A campaign truly about nothing


Last Friday’s employment numbers — with 163,000 jobs created in July, and the jobless rate rising to 8.3% — were neither uplifting nor surprising. These came on the heels of last week’s Fed report that the economy grew only 1.5% in the second quarter. It’s clear that the economic recovery has stagnated. With the fall election campaign barely a month away, the American economy will be the dominant issue.


But it’s hardly the only one. Add to that the federal budget deficit and the national debt — which now stand at $1.3 trillion and $15 trillion, respectively — the unsolved cost crisis of generational entitlement programs, the failure of U.S. education, current and future energy policy and Americans’ loss of confidence in their political system. Oh, and there’s also foreign policy.


Yet neither candidate seems interested in addressing these issues with anything beyond superficial gestures and political grandstanding. Where we need a campaign equal to the challenges we face — especially the need for large-scale, comprehensive fiscal reform — we instead have a campaign about nothing, obsessed with petty gaffes and parallel caricatures.


What do the candidates have to say to Americans who have lost jobs and homes, who can’t find work, who worry that the American Dream itself is a thing of the past?

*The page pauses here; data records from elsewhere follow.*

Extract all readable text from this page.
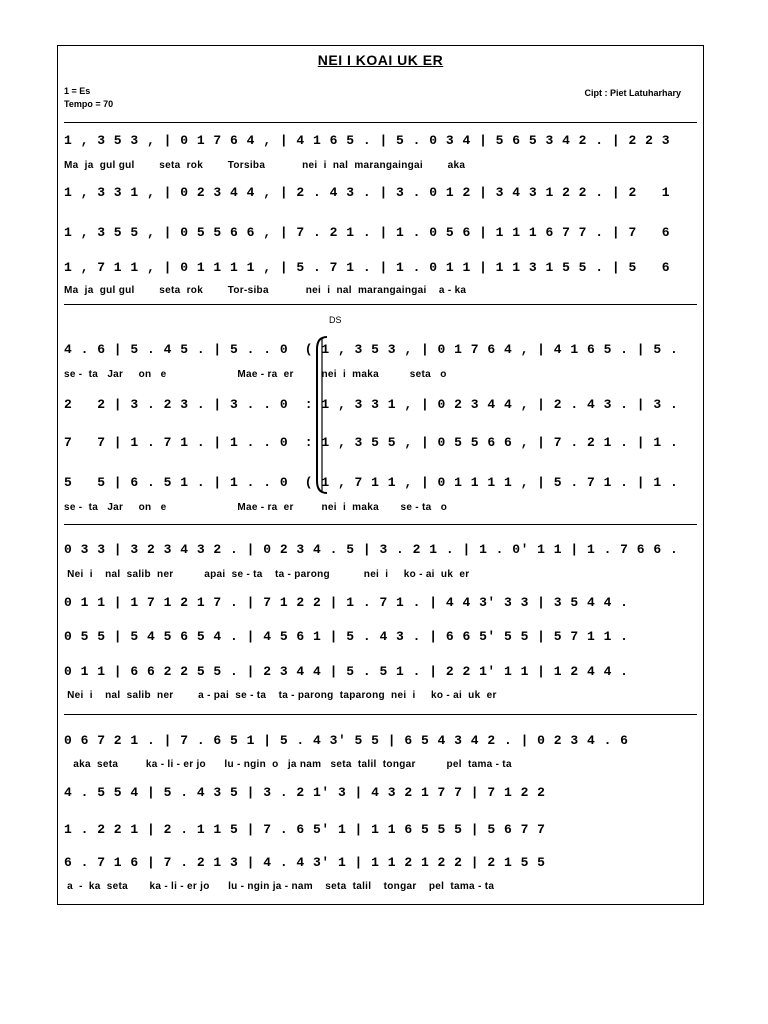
NEI I KOAI UK ER
1 = Es
Tempo = 70
Cipt : Piet Latuharhary
1 , 3 5 3 , | 0 1 7 6 4 , | 4 1 6 5 . | 5 . 0 3 4 | 5 6 5 3 4 2 . | 2 2 3
Ma  ja  gul gul        seta  rok        Torsiba            nei  i  nal  marangaingai        aka
1 , 3 3 1 , | 0 2 3 4 4 , | 2 . 4 3 . | 3 . 0 1 2 | 3 4 3 1 2 2 . | 2   1
1 , 3 5 5 , | 0 5 5 6 6 , | 7 . 2 1 . | 1 . 0 5 6 | 1 1 1 6 7 7 . | 7   6
1 , 7 1 1 , | 0 1 1 1 1 , | 5 . 7 1 . | 1 . 0 1 1 | 1 1 3 1 5 5 . | 5   6
Ma  ja  gul gul        seta  rok        Tor-siba            nei  i  nal  marangaingai    a - ka
DS
4 . 6 | 5 . 4 5 . | 5 . . 0  ( 1 , 3 5 3 , | 0 1 7 6 4 , | 4 1 6 5 . | 5 .
se -  ta   Jar     on   e                       Mae - ra  er         nei  i  maka          seta   o
2   2 | 3 . 2 3 . | 3 . . 0  : 1 , 3 3 1 , | 0 2 3 4 4 , | 2 . 4 3 . | 3 .
7   7 | 1 . 7 1 . | 1 . . 0  : 1 , 3 5 5 , | 0 5 5 6 6 , | 7 . 2 1 . | 1 .
5   5 | 6 . 5 1 . | 1 . . 0  ( 1 , 7 1 1 , | 0 1 1 1 1 , | 5 . 7 1 . | 1 .
se -  ta   Jar     on   e                       Mae - ra  er         nei  i  maka       se - ta   o
0 3 3 | 3 2 3 4 3 2 . | 0 2 3 4 . 5 | 3 . 2 1 . | 1 . 0' 1 1 | 1 . 7 6 6 .
Nei  i    nal  salib  ner          apai  se - ta    ta - parong           nei  i     ko - ai  uk  er
0 1 1 | 1 7 1 2 1 7 . | 7 1 2 2 | 1 . 7 1 . | 4 4 3' 3 3 | 3 5 4 4 .
0 5 5 | 5 4 5 6 5 4 . | 4 5 6 1 | 5 . 4 3 . | 6 6 5' 5 5 | 5 7 1 1 .
0 1 1 | 6 6 2 2 5 5 . | 2 3 4 4 | 5 . 5 1 . | 2 2 1' 1 1 | 1 2 4 4 .
Nei  i    nal  salib  ner        a - pai  se - ta    ta - parong  taparong  nei  i     ko - ai  uk  er
0 6 7 2 1 . | 7 . 6 5 1 | 5 . 4 3' 5 5 | 6 5 4 3 4 2 . | 0 2 3 4 . 6
aka  seta         ka - li - er jo      lu - ngin  o   ja nam   seta  talil  tongar          pel  tama - ta
4 . 5 5 4 | 5 . 4 3 5 | 3 . 2 1' 3 | 4 3 2 1 7 7 | 7 1 2 2
1 . 2 2 1 | 2 . 1 1 5 | 7 . 6 5' 1 | 1 1 6 5 5 5 | 5 6 7 7
6 . 7 1 6 | 7 . 2 1 3 | 4 . 4 3' 1 | 1 1 2 1 2 2 | 2 1 5 5
a  -  ka  seta       ka - li - er jo      lu - ngin ja - nam    seta  talil    tongar    pel  tama - ta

What is the way forward?


President Obama’s answer is to pit one group of taxpayers against another, pledging to raise taxes on “the rich” while protecting the middle class from any sacrifices. The President believes that revenue from tax hikes on the rich will make a real impact on the deficit; it won’t.


Meanwhile, he refuses to take on entitlement reform, the real elephant in the room. He’d rather demonize Mitt Romney for working for Bain Capital, a private-equity firm whose management of struggling companies sometimes resulted in layoffs.

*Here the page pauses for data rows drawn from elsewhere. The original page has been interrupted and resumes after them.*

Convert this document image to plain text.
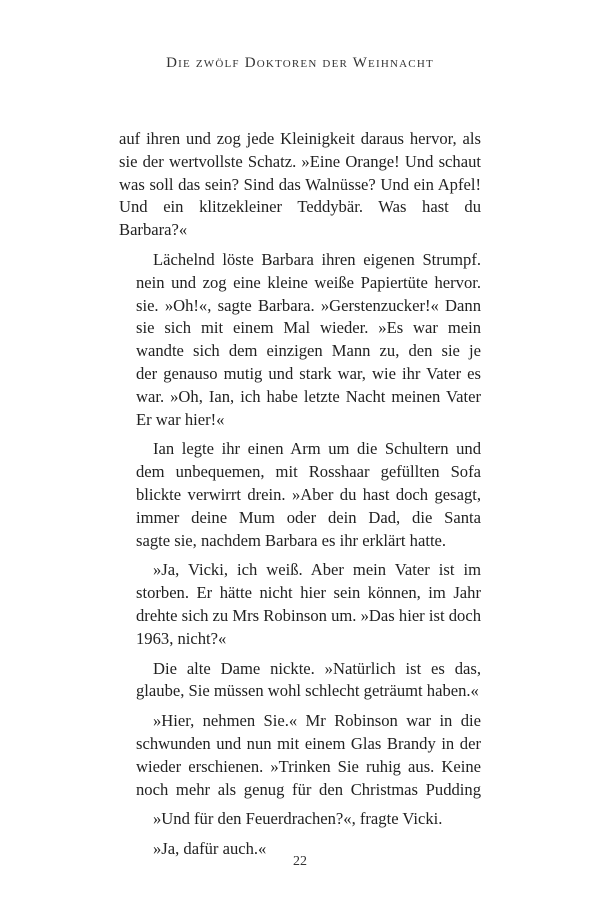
Die zwölf Doktoren der Weihnacht
auf ihren und zog jede Kleinigkeit daraus hervor, als
sie der wertvollste Schatz. »Eine Orange! Und schaut
was soll das sein? Sind das Walnüsse? Und ein Apfel!
Und ein klitzekleiner Teddybär. Was hast du
Barbara?«
Lächelnd löste Barbara ihren eigenen Strumpf.
nein und zog eine kleine weiße Papiertüte hervor.
sie. »Oh!«, sagte Barbara. »Gerstenzucker!« Dann
sie sich mit einem Mal wieder. »Es war mein
wandte sich dem einzigen Mann zu, den sie je
der genauso mutig und stark war, wie ihr Vater es
war. »Oh, Ian, ich habe letzte Nacht meinen Vater
Er war hier!«
Ian legte ihr einen Arm um die Schultern und
dem unbequemen, mit Rosshaar gefüllten Sofa
blickte verwirrt drein. »Aber du hast doch gesagt,
immer deine Mum oder dein Dad, die Santa
sagte sie, nachdem Barbara es ihr erklärt hatte.
»Ja, Vicki, ich weiß. Aber mein Vater ist im
storben. Er hätte nicht hier sein können, im Jahr
drehte sich zu Mrs Robinson um. »Das hier ist doch
1963, nicht?«
Die alte Dame nickte. »Natürlich ist es das,
glaube, Sie müssen wohl schlecht geträumt haben.«
»Hier, nehmen Sie.« Mr Robinson war in die
schwunden und nun mit einem Glas Brandy in der
wieder erschienen. »Trinken Sie ruhig aus. Keine
noch mehr als genug für den Christmas Pudding
»Und für den Feuerdrachen?«, fragte Vicki.
»Ja, dafür auch.«
22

The Obama campaign’s ads against Bain have been effective — but they do nothing for Americans worried about jobs.


Obama’s defenders point out that he has put forward a jobs plan, the American Jobs Act, that has stalled in Congress. The plan calls for, among other things, doubling the payroll tax cut, increasing infrastructure investment and hiring more state and local workers. This is mostly small-bore stuff, though, and unlikely to create many jobs.


The existing payroll tax cut hasn’t created many jobs. America does need more modern infrastructure, but such investment now will only increase our debt — and adding to state and local payrolls will push these governments further toward bankruptcy. Some have already gotten there.

Besides, whatever the plan’s merits, Obama isn’t running on it. The President seems to have decided that his best chance for reelection is to divide the electorate and unite a coalition based on class envy. That’s a pathetic excuse for leadership.

Romney’s approach is like a mirror image of Obama’s: Where the President unites his base with class warfare, Romney seeks to rally his by running almost entirely on anti-Obama rhetoric. His campaign has made few attempts to address the issues facing America.

Like the President, Romney has also put forward a “plan” — one that famously contains 59 points. Some are sensible: cutting corporate tax rates, expanding domestic energy production and getting tough with China on trade policy. But even when you add these all up, they are tinker-around-the-edges solutions to a full-blown crisis.

And besides, like the President, Romney isn’t running on his plan.

The Romney campaign has been amazingly content-free, outside of its anti-Obama jabs. That’s about all we’ve heard: repeal Obamacare, with no attempt to provide alternative solutions to the nation’s health care problems; attack the President for being anti-business and anti-success, while refusing to even acknowledge America’s massive income-inequality gaps (Romney, in fact, said such topics should only be discussed in “quiet rooms”); and charge that the President has been soft on Iran, without explaining how his policy would be different (many experts see little difference, in fact).

And where the President avoids entitlement reform, Romney absurdly rules out tax increases under any circumstances.

This isn’t leadership; it’s pandering.

Romney and Obama surely know that the American people are disgusted by a politics devoted to winning elections, not solving problems.

Poll after poll makes this clear, yet our presidential candidates are unwilling to answer the most basic questions: Who we are, where we’re going and how we get there.

I think both Obama and Romney are decent, intelligent, well-meaning individuals. But as leaders, they are sadly unequal to these times.